The Tippagondanahalli or T.G. Halli reservoir, as it is popularly called, was built in 1933 at the confluence of the rivers Arkavathi and Kumudavathi and was Bengaluru’s first source of piped drinking water. It was named ‘Chamarajasagara’ at the time, but hardly anyone remembers this today.
It supplied 135 million litres a day (MLD) and was the city’s main and only water source. The reservoir’s 1500 sq.km catchment area covers parts of Magadi, Nelamangala, Doddaballapur, Devanahalli and Bengaluru taluks.
The 3.3 TMC ft. of water that Bengaluru received from the T.G. Halli reservoir was used for drinking until about 2012, after which the quality of its water began to drastically deteriorate due to the unplanned growth of the city. Various studies have proved that the water’s turbidity, hardness, and total dissolved solids (TDS), are way beyond permissible limits. The presence of chloride, calcium and magnesium in the dam water and its alkalinity levels also make it unfit for consumption.

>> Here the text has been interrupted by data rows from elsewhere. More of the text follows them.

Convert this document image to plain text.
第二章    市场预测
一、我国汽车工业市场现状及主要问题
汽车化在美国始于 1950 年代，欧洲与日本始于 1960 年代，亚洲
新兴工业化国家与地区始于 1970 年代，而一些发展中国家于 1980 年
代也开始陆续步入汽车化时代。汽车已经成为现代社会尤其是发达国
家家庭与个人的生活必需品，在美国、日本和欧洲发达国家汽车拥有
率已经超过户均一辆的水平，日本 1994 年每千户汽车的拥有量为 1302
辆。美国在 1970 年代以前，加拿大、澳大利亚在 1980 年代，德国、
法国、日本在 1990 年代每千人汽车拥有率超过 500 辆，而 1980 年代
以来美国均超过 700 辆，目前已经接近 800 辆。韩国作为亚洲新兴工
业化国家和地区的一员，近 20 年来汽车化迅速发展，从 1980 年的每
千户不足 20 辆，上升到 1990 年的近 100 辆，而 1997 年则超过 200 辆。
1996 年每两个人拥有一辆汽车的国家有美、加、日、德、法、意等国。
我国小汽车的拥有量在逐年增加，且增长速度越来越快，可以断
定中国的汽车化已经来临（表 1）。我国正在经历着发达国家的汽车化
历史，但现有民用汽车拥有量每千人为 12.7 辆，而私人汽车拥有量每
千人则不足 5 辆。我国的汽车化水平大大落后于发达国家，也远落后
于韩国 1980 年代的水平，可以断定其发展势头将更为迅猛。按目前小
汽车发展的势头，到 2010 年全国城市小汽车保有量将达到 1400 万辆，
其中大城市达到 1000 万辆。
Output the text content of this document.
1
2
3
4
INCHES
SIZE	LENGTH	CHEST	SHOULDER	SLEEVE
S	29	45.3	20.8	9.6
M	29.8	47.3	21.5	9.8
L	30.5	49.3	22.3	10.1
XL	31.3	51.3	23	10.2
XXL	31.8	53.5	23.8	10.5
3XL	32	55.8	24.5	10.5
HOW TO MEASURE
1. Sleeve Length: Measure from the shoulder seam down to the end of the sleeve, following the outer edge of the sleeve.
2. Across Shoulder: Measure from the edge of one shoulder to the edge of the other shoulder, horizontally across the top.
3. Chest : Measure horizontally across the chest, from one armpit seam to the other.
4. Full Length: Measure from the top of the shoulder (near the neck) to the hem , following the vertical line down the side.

Of late no water has been used from T.G. Halli for drinking because of its contamination. Unfortunately, its pollution only seems to be increasing with the discharge of untreated water from various Sewerage Treatment Plants (STPs) into it. Several industries and manufacturing units across the Arkavathy have been discharging untreated effluents into the river, further contaminating the groundwater.
At a time when we need to focus on rejuvenating and rebuilding our lost water resources, we are only worsening the quality of the few remaining water bodies we have. And with the Cauvery river and its catchment area shrinking by nearly 40 per cent over the last two decades, the only hope for Bengaluru lies in restoring and rebuilding its water sanctuaries on a war-footing. It is time we revived and restored T.G. Halli so it can resume supplying water to the city , which is always running short of it.